我需要创建一个服务来解析分页网站的信息并返回解析信息的迭代器。
为此,我经常使用流来解析链接。但是,我注意到如果在具有flatmap调用的java流上调用iterator(),则在返回第一次迭代之前会完全读取每个平面映射的流。如果其中一个流需要很长时间才能完成,或者是无限的,那么最终迭代器将永远不会返回迭代。
这是设计的吗?我应该采取不同的做法吗?看看下面的示例代码。注意使用foreach()和iterator()时输出如何变化。
package temp;
import java.util.Arrays;
import java.util.Iterator;
import java.util.concurrent.ThreadLocalRandom;
import java.util.function.Supplier;
import java.util.stream.Stream;
import java.util.stream.StreamSupport;
import com.google.common.collect.AbstractIterator;
public class StreamTest {
public static void main(String[] args) {
// set first iterable max index randomly
int MAX_INDEX = ThreadLocalRandom.current().nextInt(10, 20 + 1);
System.out.println("max index: " + MAX_INDEX);
// create slow iterable
Iterable<String> iterable1 = () -> new AbstractIterator<String>() {
private int index = -1;
@Override
protected String computeNext() {
index++;
if (index >= MAX_INDEX) {
return this.endOfData();
}
System.out.println("dummy computing index: " + index);
try {
Thread.sleep(500);
} catch (InterruptedException e) {
throw new java.lang.RuntimeException(e);
}
return "iterable " + index;
}
};
// create list
Iterable<String> iterable2 = Arrays.asList("list index 1", "list index 2", "list index 3");
// create a stream supplier
Supplier<Stream<String>> streamSupplier = () -> Arrays.asList(iterable1, iterable2).stream()

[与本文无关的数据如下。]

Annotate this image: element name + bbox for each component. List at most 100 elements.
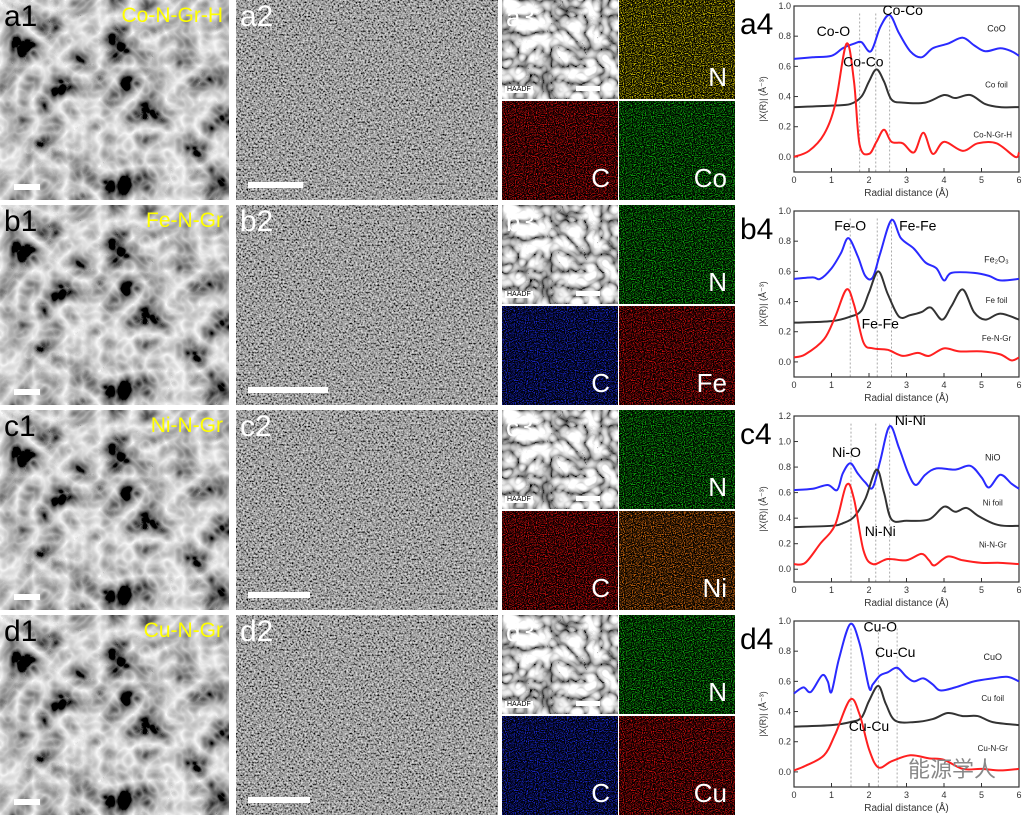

.flatMap(i -> StreamSupport.stream(i.spliterator(), false));
// print using for each
System.out.println("\n***testing for each***");
streamSupplier.get().forEach(str -> {
System.out.println("for each - " + str);
});
System.out.println("\n***testing iterator***");
Iterator<String> iter = streamSupplier.get().iterator();
while (iter.hasNext()) {
System.out.println("iterator - " + iter.next());
}
}
}
以下是上述输出:
max index: 12
***testing for each***
dummy computing index: 0
for each - iterable 0
dummy computing index: 1
for each - iterable 1
dummy computing index: 2
for each - iterable 2
dummy computing index: 3
for each - iterable 3
dummy computing index: 4
for each - iterable 4
dummy computing index: 5
for each - iterable 5
dummy computing index: 6
for each - iterable 6
dummy computing index: 7
for each - iterable 7
dummy computing index: 8
for each - iterable 8
dummy computing index: 9
for each - iterable 9
dummy computing index: 10
for each - iterable 10
dummy computing index: 11
for each - iterable 11
for each - list index 1
for each - list index 2
for each - list index 3
***testing iterator***
dummy computing index: 0
dummy computing index: 1
dummy computing index: 2
dummy computing index: 3
dummy computing index: 4
dummy computing index: 5
dummy computing index: 6
dummy computing index: 7
dummy computing index: 8
dummy computing index: 9
dummy computing index: 10
dummy computing index: 11
iterator - iterable 0
iterator - iterable 1
iterator - iterable 2
iterator - iterable 3
iterator - iterable 4
iterator - iterable 5
iterator - iterable 6
iterator - iterable 7
iterator - iterable 8
iterator - iterable 9
iterator - iterable 10
iterator - iterable 11
iterator - list index 1
iterator - list index 2
iterator - list index 3
iterator()和foreach()不应该有相同的输出吗?